This week is Teacher Appreciation Week, and we can’t recall a time when they have ever deserved our appreciation more! Since the switch to Distance Learning across the state, educators have scrambled to move their classrooms to a remote format and we are in awe of our educators’ commitment to ensuring each student has a chance to learn. As a community organizer, and in my role as the Lane County Director at Stand for Children, I get to speak with lots of teachers and parents every day about the challenges we face in this crisis, and what it means to keep our children engaged in learning and feeling positive. I am inspired, sometimes worried, and often moved to tears by what I hear.
Here is what I’ve heard from Oregon teachers in the past month:
“I’ve never worked harder in my life; we are working 14-hours a day.” Laura, high school teacher
“Each teacher is calling every one of our students’ families to see if they need food, internet, or any support. We keep calling until we reach them. We never stop or give up.” Joni, kindergarten teacher
“Every day I’m on email for hours answering my students’ questions about the homework. I want to get to their questions right away before they get frustrated or give up. I want them to know their teacher is still here for them.” Sarah, 6th grade teacher
Our community has come together to share so many heartfelt stories in the past few weeks. Teachers are working extreme hours and stepping up to go above and beyond for their students and community; many of them also with their own children at home. In March, when the reality hit that schools would have to close, I wasn’t sure how we could possibly ever keep school going; we seemed to have no choice but to end the school year.
Then, a miracle happened.
Our school districts, teachers, and community organizations and advocates stood up and said they would not abandon our children. They began cooking and delivering free meals for the thousands of kids who need meals. They set up safe child care for front-line workers. They were determined to get computers to every student. Counselors, teachers, administrators and assistants called every single student, every single family, and got devices in their hands.

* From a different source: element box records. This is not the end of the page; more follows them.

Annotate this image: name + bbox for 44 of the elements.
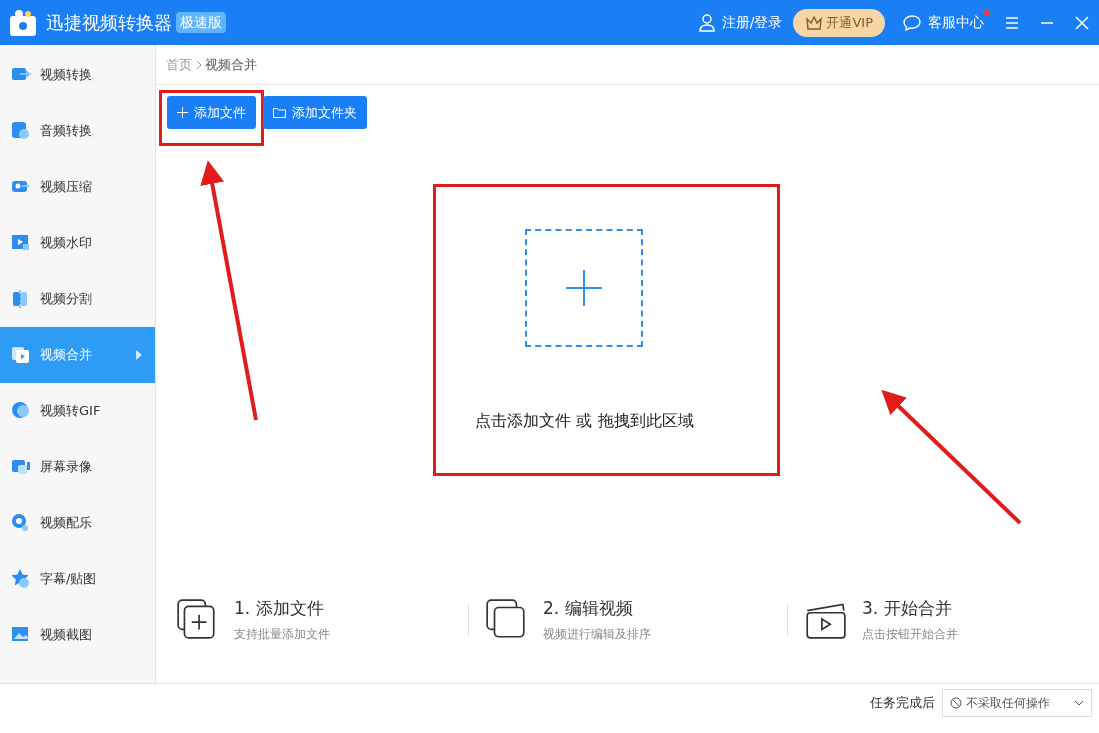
caret-icon (136, 350, 142, 360)
after-task-select[interactable]: 不采取任何操作 (942, 688, 1092, 717)
user-icon[interactable] (698, 13, 715, 32)
step-description: 点击按钮开始合并 (862, 626, 958, 643)
chevron-icon (195, 59, 202, 70)
star-icon (10, 568, 32, 590)
login-link[interactable]: 注册/登录 (721, 12, 783, 33)
sidebar-item[interactable]: 视频分割 (0, 271, 155, 327)
menu-icon[interactable] (1004, 15, 1019, 30)
sidebar-item[interactable]: 字幕/贴图 (0, 551, 155, 607)
support-link[interactable]: 客服中心 (927, 12, 984, 33)
step-title: 1. 添加文件 (234, 597, 325, 620)
drop-hint: 点击添加文件 或 拖拽到此区域 (475, 410, 694, 432)
sidebar-item[interactable]: 视频配乐 (0, 495, 155, 551)
sidebar-item[interactable]: 视频转换 (0, 47, 155, 103)
add-folder-button[interactable]: 添加文件夹 (263, 96, 367, 129)
close-icon[interactable] (1074, 15, 1089, 30)
crown-icon (804, 15, 823, 30)
no-entry-icon (950, 696, 962, 709)
step-description: 支持批量添加文件 (234, 626, 330, 643)
folder-icon (273, 107, 286, 118)
sidebar-item[interactable]: 视频水印 (0, 215, 155, 271)
audio-file-icon (10, 120, 32, 142)
after-task-label: 任务完成后 (870, 693, 935, 712)
add-file-button[interactable]: 添加文件 (167, 96, 256, 129)
sidebar-item[interactable]: 屏幕录像 (0, 439, 155, 495)
breadcrumb-item: 视频合并 (205, 55, 257, 74)
plus-icon (566, 270, 603, 306)
play-card-icon (10, 344, 32, 366)
drop-zone[interactable] (525, 229, 644, 347)
sidebar-item[interactable]: 视频压缩 (0, 159, 155, 215)
sidebar-item[interactable]: 视频转GIF (0, 383, 155, 439)
chevron-down-icon (1074, 699, 1084, 706)
step-title: 3. 开始合并 (862, 597, 953, 620)
app-logo-icon (7, 7, 39, 38)
sidebar-item[interactable]: 音频转换 (0, 103, 155, 159)
step-description: 视频进行编辑及排序 (543, 626, 651, 643)
step-title: 2. 编辑视频 (543, 597, 634, 620)
edition-badge: 极速版 (175, 12, 226, 33)
chat-icon[interactable] (902, 14, 921, 31)
app-title: 迅捷视频转换器 (46, 11, 172, 35)
sidebar-item[interactable]: 视频截图 (0, 607, 155, 663)
vip-button[interactable]: 开通VIP (792, 8, 885, 37)
plus-icon (177, 107, 188, 118)
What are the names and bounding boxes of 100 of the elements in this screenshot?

With no time to spare, they got to work bringing the internet to every home, with wifi, hot spots, and even sending internet-equipped buses into neighborhoods.Every single Oregon teacher at every single Oregon school stepped up to implement Distance Learning for All. They put all their lessons on line, learned Zoom and Google classroom. They called and re-called kids who were hard to find, and whose parents had to work essential jobs. They reached out to reassure our kids: We are here for you. We are going to continue school. When those teachers call, the children feel cared for and they know they have not been abandoned.
What have the parents said?
“My kinder's teacher made the effort to drive by all of her students' houses to say 'hi' from afar, which I thought was amazing! And it made my kinder's day! The teacher called my child personally, it made him so happy.” Ceara, mom of 2 elementary children
“Our son’s teacher was on-line from day one, keeping the chemistry class going, and motivating the students. He figured out how to move the class on-line, and he is committed to making sure they pass this class.” Charlie, high school dad
We know that the inequities faced by low-income and marginalized children are still there, and are more stark in this crisis. So many are working hard — now more than ever — to overcome that injustice. This is no ordinary teacher appreciation week. This is a miraculous one.
The dedication from our teachers is astonishing, and we thank you from the bottom of our hearts.